Nouvelles sanctions pour les États portant atteinte aux droits de l’Homme
Une avancée « historique ». Ce sont les mots du haut représentant de l’Union pour les affaires extérieures, Josep Borrell. L’UE a validé un set de mesures restrictives visant à sanctionner les individus ou entités (comme les États) violant les droits humains. Ces mesures appliquées entraîneront une interdiction de pénétrer sur le territoire européen, un gel des fonds de la personne ou de l’entité concernée ainsi qu’une interdiction pour l’Union de mettre à disposition des fonds aux incriminés. La notion de respect des droits humains restant un concept à l’interprétation très libre, il est possible de retrouver les cas de figures désapprouvés dans le communiqué de presse du Conseil de l’UE paru le 7 décembre 2020. En voici quelques exemples :
- Génocide, crime contre l’humanité
- Torture, esclavage
- Exécutions extrajudiciaire et arrestations arbitraires
- Violences sexuelles et/ou à caractère sexiste
S’y ajoute aussi toute violation qui porterait atteinte aux objectifs de la politique étrangère et de sécurité, comme énoncé dans l’article 21 du TUE. Autrement dit, lorsque la promotion de la démocratie, de la dignité humaine et de la Charte de Nations Unies et du droit international ne sont pas respectés.

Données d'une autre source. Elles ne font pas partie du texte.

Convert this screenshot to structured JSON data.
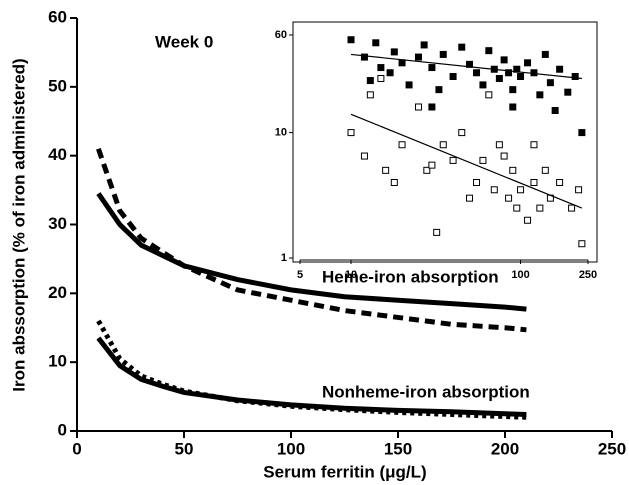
{
  "chart_data": [
    {
      "type": "line",
      "x_label": "Serum ferritin (μg/L)",
      "y_label": "Iron abssorption (% of iron administered)",
      "annotations": [
        "Week 0",
        "Heme-iron absorption",
        "Nonheme-iron absorption"
      ],
      "xlim": [
        0,
        250
      ],
      "xticks": [
        0,
        50,
        100,
        150,
        200,
        250
      ],
      "ylim": [
        0,
        60
      ],
      "yticks": [
        0,
        10,
        20,
        30,
        40,
        50,
        60
      ],
      "x": [
        10,
        20,
        30,
        40,
        50,
        75,
        100,
        125,
        150,
        175,
        200,
        210
      ],
      "series": [
        {
          "color": "#000000",
          "dash": "solid",
          "values": [
            34.5,
            30,
            27,
            25.5,
            24,
            22,
            20.5,
            19.5,
            19,
            18.5,
            18,
            17.7
          ]
        },
        {
          "color": "#000000",
          "dash": "dashed",
          "values": [
            41,
            32,
            28,
            26,
            24,
            20.5,
            19,
            17.5,
            16.5,
            15.5,
            15,
            14.7
          ]
        },
        {
          "color": "#000000",
          "dash": "solid",
          "values": [
            13.5,
            9.5,
            7.5,
            6.5,
            5.6,
            4.5,
            3.8,
            3.3,
            3,
            2.8,
            2.5,
            2.4
          ]
        },
        {
          "color": "#000000",
          "dash": "dotted",
          "values": [
            16,
            10.5,
            8,
            6.8,
            5.8,
            4.4,
            3.6,
            3.1,
            2.7,
            2.4,
            2.1,
            2
          ]
        }
      ]
    },
    {
      "type": "scatter",
      "log_x": true,
      "log_y": true,
      "xlim": [
        5,
        250
      ],
      "xticks": [
        5,
        10,
        100,
        250
      ],
      "ylim": [
        1,
        60
      ],
      "yticks": [
        1,
        10,
        60
      ],
      "series": [
        {
          "color": "#000000",
          "marker": "filled",
          "x": [
            10,
            12,
            13,
            14,
            15,
            17,
            18,
            20,
            22,
            25,
            27,
            30,
            33,
            35,
            40,
            45,
            50,
            55,
            60,
            65,
            70,
            75,
            80,
            85,
            90,
            95,
            100,
            110,
            120,
            130,
            140,
            150,
            170,
            190,
            210,
            230,
            160,
            30,
            90
          ],
          "values": [
            55,
            40,
            26,
            52,
            33,
            30,
            44,
            36,
            24,
            40,
            50,
            33,
            22,
            42,
            28,
            48,
            35,
            30,
            24,
            45,
            32,
            27,
            38,
            30,
            22,
            32,
            28,
            36,
            30,
            20,
            42,
            25,
            32,
            21,
            28,
            10,
            15,
            16,
            16
          ]
        },
        {
          "color": "#000000",
          "marker": "open",
          "x": [
            10,
            12,
            13,
            15,
            16,
            18,
            20,
            25,
            28,
            30,
            32,
            35,
            40,
            45,
            50,
            55,
            60,
            65,
            70,
            75,
            80,
            85,
            90,
            95,
            100,
            110,
            120,
            130,
            140,
            150,
            170,
            200,
            220,
            230,
            120
          ],
          "values": [
            10,
            6.5,
            20,
            27,
            5,
            4,
            8,
            16,
            5,
            5.5,
            1.6,
            8,
            6,
            10,
            3,
            4,
            6,
            20,
            3.5,
            8,
            6.5,
            3,
            5,
            2.5,
            3.5,
            2,
            4,
            2.5,
            5,
            3,
            4,
            2.5,
            3.5,
            1.3,
            8
          ]
        },
        {
          "color": "#000000",
          "marker": "line",
          "x": [
            10,
            230
          ],
          "values": [
            42,
            27
          ]
        },
        {
          "color": "#000000",
          "marker": "line",
          "x": [
            10,
            230
          ],
          "values": [
            14,
            2.5
          ]
        }
      ]
    }
  ]
}
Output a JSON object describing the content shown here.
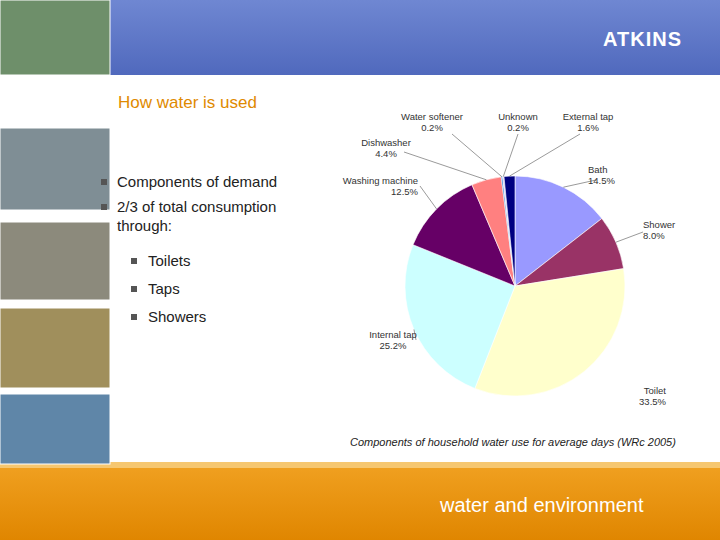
{
  "slide": {
    "logo": "ATKINS",
    "title": "How water is used",
    "bullets": [
      {
        "lines": [
          "Components of demand"
        ]
      },
      {
        "lines": [
          "2/3 of total consumption",
          "through:"
        ],
        "sub": [
          "Toilets",
          "Taps",
          "Showers"
        ]
      }
    ],
    "footer": "water and environment"
  },
  "chart_data": {
    "type": "pie",
    "categories": [
      "Bath",
      "Shower",
      "Toilet",
      "Internal tap",
      "Washing machine",
      "Dishwasher",
      "Water softener",
      "Unknown",
      "External tap"
    ],
    "values": [
      14.5,
      8.0,
      33.5,
      25.2,
      12.5,
      4.4,
      0.2,
      0.2,
      1.6
    ],
    "value_labels": [
      "14.5%",
      "8.0%",
      "33.5%",
      "25.2%",
      "12.5%",
      "4.4%",
      "0.2%",
      "0.2%",
      "1.6%"
    ],
    "colors": [
      "#9999ff",
      "#993366",
      "#ffffcc",
      "#ccffff",
      "#660066",
      "#ff8080",
      "#0066cc",
      "#ccccff",
      "#000080"
    ],
    "data_labels": true,
    "caption": "Components of household water use for average days (WRc 2005)"
  }
}
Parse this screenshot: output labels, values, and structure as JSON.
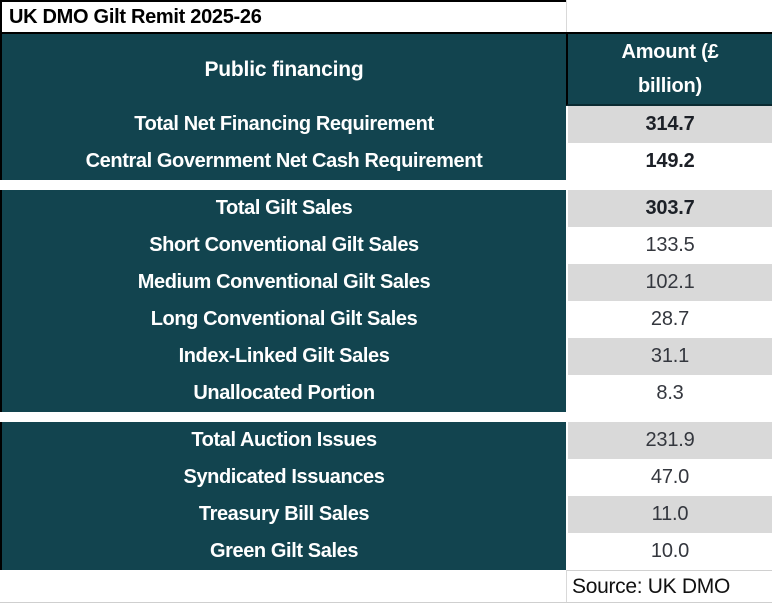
{
  "chart_data": {
    "type": "table",
    "title": "UK DMO Gilt Remit 2025-26",
    "header": {
      "label_column": "Public financing",
      "value_column": "Amount (£ billion)"
    },
    "sections": [
      {
        "rows": [
          {
            "label": "Total Net Financing Requirement",
            "value": "314.7"
          },
          {
            "label": "Central Government Net Cash Requirement",
            "value": "149.2"
          }
        ]
      },
      {
        "rows": [
          {
            "label": "Total Gilt Sales",
            "value": "303.7"
          },
          {
            "label": "Short Conventional Gilt Sales",
            "value": "133.5"
          },
          {
            "label": "Medium Conventional Gilt Sales",
            "value": "102.1"
          },
          {
            "label": "Long Conventional Gilt Sales",
            "value": "28.7"
          },
          {
            "label": "Index-Linked Gilt Sales",
            "value": "31.1"
          },
          {
            "label": "Unallocated Portion",
            "value": "8.3"
          }
        ]
      },
      {
        "rows": [
          {
            "label": "Total Auction Issues",
            "value": "231.9"
          },
          {
            "label": "Syndicated Issuances",
            "value": "47.0"
          },
          {
            "label": "Treasury Bill Sales",
            "value": "11.0"
          },
          {
            "label": "Green Gilt Sales",
            "value": "10.0"
          }
        ]
      }
    ],
    "source": "Source: UK DMO",
    "units": "£ billion",
    "colors": {
      "header_bg": "#12444f",
      "row_shade": "#d9d9d9",
      "label_text": "#ffffff",
      "value_text": "#34373e"
    }
  }
}
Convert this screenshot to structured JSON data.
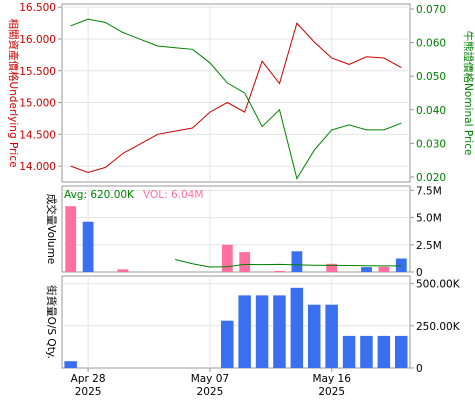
{
  "chart_data": [
    {
      "type": "line",
      "y_left_label": "相關資產價格Underlying Price",
      "y_right_label": "牛熊證價格Nominal Price",
      "y_left_ticks": [
        "16.500",
        "16.000",
        "15.500",
        "15.000",
        "14.500",
        "14.000"
      ],
      "y_right_ticks": [
        "0.070",
        "0.060",
        "0.050",
        "0.040",
        "0.030",
        "0.020"
      ],
      "y_left_range": [
        13.75,
        16.55
      ],
      "y_right_range": [
        0.0185,
        0.0715
      ],
      "series": [
        {
          "axis": "left",
          "color": "#cc0000",
          "points": [
            [
              0,
              14.0
            ],
            [
              1,
              13.9
            ],
            [
              2,
              13.98
            ],
            [
              3,
              14.2
            ],
            [
              4,
              14.35
            ],
            [
              5,
              14.5
            ],
            [
              6,
              14.55
            ],
            [
              7,
              14.6
            ],
            [
              8,
              14.85
            ],
            [
              9,
              15.0
            ],
            [
              10,
              14.85
            ],
            [
              11,
              15.65
            ],
            [
              12,
              15.3
            ],
            [
              13,
              16.25
            ],
            [
              14,
              15.95
            ],
            [
              15,
              15.7
            ],
            [
              16,
              15.6
            ],
            [
              17,
              15.72
            ],
            [
              18,
              15.7
            ],
            [
              19,
              15.55
            ]
          ]
        },
        {
          "axis": "right",
          "color": "#008000",
          "points": [
            [
              0,
              0.065
            ],
            [
              1,
              0.067
            ],
            [
              2,
              0.066
            ],
            [
              3,
              0.063
            ],
            [
              4,
              0.061
            ],
            [
              5,
              0.059
            ],
            [
              6,
              0.0585
            ],
            [
              7,
              0.058
            ],
            [
              8,
              0.054
            ],
            [
              9,
              0.048
            ],
            [
              10,
              0.045
            ],
            [
              11,
              0.035
            ],
            [
              12,
              0.04
            ],
            [
              13,
              0.0195
            ],
            [
              14,
              0.028
            ],
            [
              15,
              0.034
            ],
            [
              16,
              0.0355
            ],
            [
              17,
              0.034
            ],
            [
              18,
              0.034
            ],
            [
              19,
              0.036
            ]
          ]
        }
      ]
    },
    {
      "type": "bar",
      "y_label": "成交量Volume",
      "avg_label": "Avg: 620.00K",
      "vol_label": "VOL: 6.04M",
      "y_ticks": [
        "7.5M",
        "5.0M",
        "2.5M",
        "0"
      ],
      "y_range": [
        0,
        7900000
      ],
      "bars": [
        {
          "i": 0,
          "value": 6040000,
          "color": "#ff6fa0"
        },
        {
          "i": 1,
          "value": 4620000,
          "color": "#3a6ff0"
        },
        {
          "i": 3,
          "value": 250000,
          "color": "#ff6fa0"
        },
        {
          "i": 9,
          "value": 2500000,
          "color": "#ff6fa0"
        },
        {
          "i": 10,
          "value": 1830000,
          "color": "#ff6fa0"
        },
        {
          "i": 12,
          "value": 100000,
          "color": "#ff6fa0"
        },
        {
          "i": 13,
          "value": 1900000,
          "color": "#3a6ff0"
        },
        {
          "i": 15,
          "value": 750000,
          "color": "#ff6fa0"
        },
        {
          "i": 17,
          "value": 450000,
          "color": "#3a6ff0"
        },
        {
          "i": 18,
          "value": 480000,
          "color": "#ff6fa0"
        },
        {
          "i": 19,
          "value": 1240000,
          "color": "#3a6ff0"
        }
      ],
      "avg_line": {
        "color": "#008000",
        "points": [
          [
            6,
            1150000
          ],
          [
            7,
            760000
          ],
          [
            8,
            460000
          ],
          [
            9,
            480000
          ],
          [
            10,
            700000
          ],
          [
            11,
            680000
          ],
          [
            12,
            700000
          ],
          [
            13,
            650000
          ],
          [
            14,
            620000
          ],
          [
            15,
            610000
          ],
          [
            16,
            600000
          ],
          [
            17,
            580000
          ],
          [
            18,
            560000
          ],
          [
            19,
            560000
          ]
        ]
      }
    },
    {
      "type": "bar",
      "y_label": "街貨量O/S Qty.",
      "y_ticks": [
        "500.00K",
        "250.00K",
        "0"
      ],
      "y_range": [
        0,
        545000
      ],
      "bars": [
        {
          "i": 0,
          "value": 40000,
          "color": "#3a6ff0"
        },
        {
          "i": 9,
          "value": 280000,
          "color": "#3a6ff0"
        },
        {
          "i": 10,
          "value": 430000,
          "color": "#3a6ff0"
        },
        {
          "i": 11,
          "value": 430000,
          "color": "#3a6ff0"
        },
        {
          "i": 12,
          "value": 430000,
          "color": "#3a6ff0"
        },
        {
          "i": 13,
          "value": 475000,
          "color": "#3a6ff0"
        },
        {
          "i": 14,
          "value": 375000,
          "color": "#3a6ff0"
        },
        {
          "i": 15,
          "value": 375000,
          "color": "#3a6ff0"
        },
        {
          "i": 16,
          "value": 190000,
          "color": "#3a6ff0"
        },
        {
          "i": 17,
          "value": 190000,
          "color": "#3a6ff0"
        },
        {
          "i": 18,
          "value": 190000,
          "color": "#3a6ff0"
        },
        {
          "i": 19,
          "value": 190000,
          "color": "#3a6ff0"
        }
      ]
    }
  ],
  "x_axis": {
    "count": 20,
    "ticks": [
      {
        "i": 1,
        "line1": "Apr 28",
        "line2": "2025"
      },
      {
        "i": 8,
        "line1": "May 07",
        "line2": "2025"
      },
      {
        "i": 15,
        "line1": "May 16",
        "line2": "2025"
      }
    ]
  },
  "colors": {
    "frame": "#999999",
    "grid": "#e4e4e4",
    "left_axis_text": "#cc0000",
    "right_axis_text": "#008000",
    "pink": "#ff6fa0",
    "blue": "#3a6ff0"
  }
}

Le réveil européen face aux offensives d’Erdogan en Méditerranée
Le Conseil européen des 10 et 11 décembre a abordé les récents troubles qui se sont déroulés en Méditerranée avec le président turc Recep Tayyip Erdogan. Voilà plusieurs mois que la Turquie envoie régulièrement un navire de reconnaissance d’hydrocarbures en recherche de gaz, à proximité immédiate de la Grèce et de Chypre. Or, ces eaux « appartiennent » à ces États au regard du droit international maritime. On parle de zone économique exclusive, la ZEE, dans lesquelles s’appliquent les droits grec et chypriote. Ces entreprises de forages sont donc illégales et parfaitement condamnables.
L’Union a alors décidé d’appliquer une première série de mesures légères, comme des restrictions de visas, contre certains représentants turcs. Un autre paquet de sanctions est prévu, si la situation ne s’améliore pas d’ici mars 2021, date à laquelle un bilan des sanctions et des actions turques sera effectué. Mais Erdogan a d’ores-et-déjà annoncé poursuivre ses explorations tant qu’un accord ne sera pas trouvé.
Qu’attendre de ces nouvelles dispositions ?
Un régime de sanctions envers les États qui ne respectent pas les droits de l’Homme, très bien. Mais là où le bât blesse, c’est dans l’unanimité de la décision. L’accord des 27 est nécessaire pour appliquer lesdites mesures. Cela risque de réduire la marge de manœuvre et l’intensité, voire la crédibilité des sanctions. Rappelons la déclaration d’Emmanuel Macron à la conférence de presse qui a suivi son entretien avec le président égyptien Abdel Fattah al-Sissi, en début de semaine : « Nous avons des désaccords à propos des droits de l’Homme » tout en affirmant que le soutien français au pays ne sera « pas conditionné à ces désaccords », comme indiqué par RFI. Le président égyptien a de plus reçu le plus haut grade de la légion d’honneur de la part du président français. Cet évènement a d’ailleurs eu lieu à l’écart des caméras françaises, les images ne sont disponibles que sur le site internet du gouvernement égyptien. Une séquence diffusée par l’émission Quotidien, regrettant d’avoir eu à « aller sur le site d’un régime autoritaire pour savoir ce qu’il se passe à l’Élysée ».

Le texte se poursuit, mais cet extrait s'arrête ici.